Après tout, il était possible que je ne m'en fusse pas aperçu; j'avais tellement soif, que je n'avais pensé qu'à boire et à me désaltérer. J'ôtai le fausset et goûtai l'eau avec réflexion: elle avait un zeste liquoreux, cela ne faisait pas le moindre doute; restait à dire lequel; et du madère au xérès, la différence (je parle de la dimension de la pipe) était trop grande pour baser mon calcul sur un soupçon que rien ne venait justifier. Il fallait chercher autre chose.
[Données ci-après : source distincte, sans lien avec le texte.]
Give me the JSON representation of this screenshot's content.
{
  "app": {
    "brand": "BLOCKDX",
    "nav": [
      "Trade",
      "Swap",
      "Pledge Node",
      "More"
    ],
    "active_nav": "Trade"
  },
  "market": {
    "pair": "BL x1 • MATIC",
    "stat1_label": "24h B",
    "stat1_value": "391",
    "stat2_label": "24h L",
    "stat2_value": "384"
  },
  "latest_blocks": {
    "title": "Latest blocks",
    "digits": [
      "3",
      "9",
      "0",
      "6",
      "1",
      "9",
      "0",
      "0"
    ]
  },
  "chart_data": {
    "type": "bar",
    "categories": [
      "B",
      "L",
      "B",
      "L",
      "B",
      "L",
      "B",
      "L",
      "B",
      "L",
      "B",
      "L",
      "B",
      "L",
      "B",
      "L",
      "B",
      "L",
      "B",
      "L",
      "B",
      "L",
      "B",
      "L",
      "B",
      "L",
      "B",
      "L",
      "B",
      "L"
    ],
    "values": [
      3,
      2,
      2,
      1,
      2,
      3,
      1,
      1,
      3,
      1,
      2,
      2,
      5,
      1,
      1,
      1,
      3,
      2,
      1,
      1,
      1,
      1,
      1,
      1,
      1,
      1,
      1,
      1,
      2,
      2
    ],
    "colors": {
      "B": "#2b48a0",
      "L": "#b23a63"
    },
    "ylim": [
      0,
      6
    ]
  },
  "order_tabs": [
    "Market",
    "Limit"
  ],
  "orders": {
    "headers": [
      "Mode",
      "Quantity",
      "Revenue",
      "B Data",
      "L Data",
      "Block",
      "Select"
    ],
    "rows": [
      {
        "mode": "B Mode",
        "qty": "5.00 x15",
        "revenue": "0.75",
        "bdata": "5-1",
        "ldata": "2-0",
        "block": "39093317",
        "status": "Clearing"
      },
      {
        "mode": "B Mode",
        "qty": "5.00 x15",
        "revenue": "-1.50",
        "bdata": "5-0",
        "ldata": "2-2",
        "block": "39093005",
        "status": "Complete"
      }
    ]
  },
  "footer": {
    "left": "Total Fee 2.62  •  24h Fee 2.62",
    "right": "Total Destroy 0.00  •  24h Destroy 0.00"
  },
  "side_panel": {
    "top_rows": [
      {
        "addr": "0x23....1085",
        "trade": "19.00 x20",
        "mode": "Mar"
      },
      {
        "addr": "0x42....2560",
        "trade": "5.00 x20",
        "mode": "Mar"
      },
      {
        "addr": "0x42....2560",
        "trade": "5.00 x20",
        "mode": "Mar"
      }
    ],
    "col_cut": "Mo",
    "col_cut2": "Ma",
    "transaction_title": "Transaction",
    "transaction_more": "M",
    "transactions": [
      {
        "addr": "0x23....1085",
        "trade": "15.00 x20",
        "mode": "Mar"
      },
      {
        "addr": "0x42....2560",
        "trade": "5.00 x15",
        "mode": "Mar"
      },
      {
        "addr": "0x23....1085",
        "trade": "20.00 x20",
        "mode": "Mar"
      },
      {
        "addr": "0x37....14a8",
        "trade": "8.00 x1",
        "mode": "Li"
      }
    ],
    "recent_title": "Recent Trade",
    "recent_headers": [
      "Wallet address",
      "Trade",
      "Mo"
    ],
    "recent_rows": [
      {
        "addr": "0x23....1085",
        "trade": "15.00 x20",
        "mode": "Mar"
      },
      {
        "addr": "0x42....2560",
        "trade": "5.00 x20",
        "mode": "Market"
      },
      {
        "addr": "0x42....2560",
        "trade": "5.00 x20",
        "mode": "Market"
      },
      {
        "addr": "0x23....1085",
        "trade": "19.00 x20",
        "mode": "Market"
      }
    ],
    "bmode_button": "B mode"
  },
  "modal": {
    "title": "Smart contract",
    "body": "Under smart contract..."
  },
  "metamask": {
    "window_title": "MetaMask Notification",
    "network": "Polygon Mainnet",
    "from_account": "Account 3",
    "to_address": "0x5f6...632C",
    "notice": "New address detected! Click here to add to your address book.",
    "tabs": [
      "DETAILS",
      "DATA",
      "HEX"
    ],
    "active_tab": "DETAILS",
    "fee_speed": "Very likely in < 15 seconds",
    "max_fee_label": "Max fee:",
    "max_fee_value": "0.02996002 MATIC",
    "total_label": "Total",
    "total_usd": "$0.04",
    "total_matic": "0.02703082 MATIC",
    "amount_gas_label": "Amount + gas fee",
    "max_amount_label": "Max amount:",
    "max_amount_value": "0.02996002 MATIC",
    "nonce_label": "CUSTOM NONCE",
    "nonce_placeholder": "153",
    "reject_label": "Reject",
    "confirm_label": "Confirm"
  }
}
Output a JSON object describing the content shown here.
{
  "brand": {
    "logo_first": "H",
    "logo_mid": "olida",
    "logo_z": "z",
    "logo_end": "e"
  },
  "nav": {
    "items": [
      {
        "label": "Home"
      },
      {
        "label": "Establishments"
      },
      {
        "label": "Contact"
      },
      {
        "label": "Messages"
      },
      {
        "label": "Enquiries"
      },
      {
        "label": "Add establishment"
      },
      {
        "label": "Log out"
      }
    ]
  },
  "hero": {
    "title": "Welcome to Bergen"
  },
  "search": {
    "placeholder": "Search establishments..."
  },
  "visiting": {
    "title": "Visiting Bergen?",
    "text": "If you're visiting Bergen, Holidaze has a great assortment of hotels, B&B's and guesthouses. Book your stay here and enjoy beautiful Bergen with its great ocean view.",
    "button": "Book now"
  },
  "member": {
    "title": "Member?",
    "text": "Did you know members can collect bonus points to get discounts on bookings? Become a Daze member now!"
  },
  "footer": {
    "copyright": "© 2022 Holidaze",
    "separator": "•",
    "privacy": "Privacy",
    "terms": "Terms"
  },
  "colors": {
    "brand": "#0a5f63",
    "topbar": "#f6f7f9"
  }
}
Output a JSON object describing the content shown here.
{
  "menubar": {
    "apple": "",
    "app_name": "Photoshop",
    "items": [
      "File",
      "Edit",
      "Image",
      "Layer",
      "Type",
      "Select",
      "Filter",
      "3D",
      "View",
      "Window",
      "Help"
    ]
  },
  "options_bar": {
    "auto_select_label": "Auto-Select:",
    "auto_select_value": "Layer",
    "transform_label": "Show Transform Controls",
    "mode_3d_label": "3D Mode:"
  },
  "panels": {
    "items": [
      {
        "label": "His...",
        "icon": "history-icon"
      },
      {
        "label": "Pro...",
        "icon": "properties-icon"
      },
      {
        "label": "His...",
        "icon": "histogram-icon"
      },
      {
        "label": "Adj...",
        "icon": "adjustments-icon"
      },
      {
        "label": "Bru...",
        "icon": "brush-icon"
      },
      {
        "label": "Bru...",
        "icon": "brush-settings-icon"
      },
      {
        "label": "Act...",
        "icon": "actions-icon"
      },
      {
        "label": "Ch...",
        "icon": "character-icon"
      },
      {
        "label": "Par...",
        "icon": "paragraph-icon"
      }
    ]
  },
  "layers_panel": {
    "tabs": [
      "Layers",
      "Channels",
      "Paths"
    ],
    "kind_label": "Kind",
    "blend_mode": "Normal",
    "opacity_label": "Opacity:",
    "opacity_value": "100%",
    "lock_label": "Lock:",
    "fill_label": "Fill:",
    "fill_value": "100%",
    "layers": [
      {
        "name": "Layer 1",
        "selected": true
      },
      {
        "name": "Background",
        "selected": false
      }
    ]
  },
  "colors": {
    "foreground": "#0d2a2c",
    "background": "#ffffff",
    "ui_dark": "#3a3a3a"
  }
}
Heureusement qu'à l'école de mon village, notre bon magister avait joint quelques principes de géométrie à nos leçons d'arithmétique.

Je me suis demandé bien des fois comment il se fait qu'on néglige d'enseigner les éléments scientifiques les plus indispensables, tandis qu'on a grand soin de faire entrer dans la tête de nos malheureux enfants tant de vers irrationnels, pour ne rien dire de plus. J'ai la persuasion, et je le déclare sans hésiter, que la connaissance d'une simple loi mathématique, apprise en huit jours, est plus utile à l'humanité que l'étude complète de toutes les langues mortes de la terre. Le grec et le latin! que d'obstacles n'ont-ils pas mis au progrès scientifique.

Je vous disais donc que mon vieux maître d'école m'avait donné quelques notions de géométrie: je connaissais le cube, la pyramide, le cylindre, le sphéroïde et les sections coniques; je savais qu'un baril est formé de deux cônes tronqués, se rencontrant par la base.

Pour m'assurer de la capacité de mon tonneau, il me suffisait dès lors d'en connaître la longueur, ou même la moitié de cette dernière, plus la circonférence de l'un des bouts, et celle du milieu, ou de la partie la plus grosse. Avec ces trois dimensions, je pouvais dire; à peu de chose près, combien la futaille renfermait de pouces cubes d'eau; je n'aurais ensuite qu'à diviser mon total par la capacité de la mesure que je voulais employer comme étalon.

Il ne me restait plus qu'à prendre les trois dimensions dont j'ai parlé; mais c'était là toute la difficulté: comment faire pour obtenir ces mesures?